Batteast has showed marked improvement in her second professional season, and first in Detroit, averaging 1.4 points and 1.0 rebounds in 26 games since she was acquired from the Minnesota Lynx in a trade back in April. The 2005 BIG EAST Player of the Year and 2004 Preseason WNIT Most Valuable Player, Batteast ranks fourth on Notre Dame’s career scoring list with 1,874 points, including a career-high 16.9 ppg. as a senior in 2004-05 when she earned Kodak All-America honors. The South Bend product wound up graduating from Notre Dame in 2005 with a degree in film, television & theater, not to mention top-five spots on 16 of the school’s career statistical charts.

Laimbeer had never been a head coach at any level prior to his hiring as Detroit’s skipper midway through the 2002 season. However, it didn’t take him long to mold the Shock into a champion, as Detroit went from “worst-to-first” in his first full season, improving by 16 games to a 25-9 record that culminated with the franchise’s first WNBA title. For his efforts, Laimbeer was tabbed the league’s Coach of the Year. All told, he has amassed a 90-70 (.563) record in his four-plus seasons on the sidelines in the Motor City, guiding the Shock to four consecutive playoff appearances (2003-06) and two trips to the WNBA Finals.
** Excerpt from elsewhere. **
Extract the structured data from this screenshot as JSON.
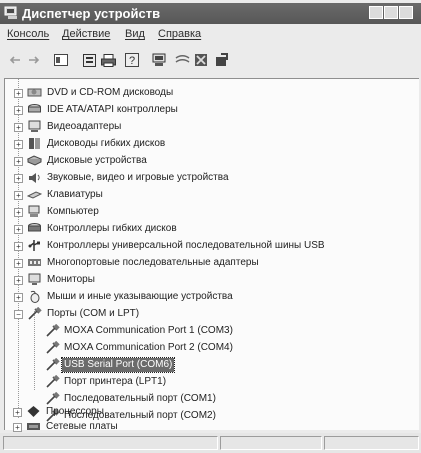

Laimbeer was a member of Notre Dame’s 1978 NCAA Final Four squad, and was a captain on the 1979 Irish club that reached the NCAA Mideast Regional final before bowing to eventual national champion Michigan State (led by future NBA legend Magic Johnson). Later that year, Laimbeer graduated from Notre Dame with a bachelor’s degree in economics and was chosen in the third round of the NBA Draft (65th overall) by the Cleveland Cavaliers. However, it was his 11-year run with the famed “Bad Boys” (aka the Detroit Pistons) for which he is best known. From 1982-93, Laimbeer was a four-time NBA All-Star, emerging as the franchise leader in career rebounds (9,430) and guiding the Pistons to consecutive NBA titles in 1989 and 1990. He also is one of just six Pistons to have their numbers retired, watching his No. 40 hang in the rafters at the very same Palace of Auburn Hills where his current team, the Shock, plays.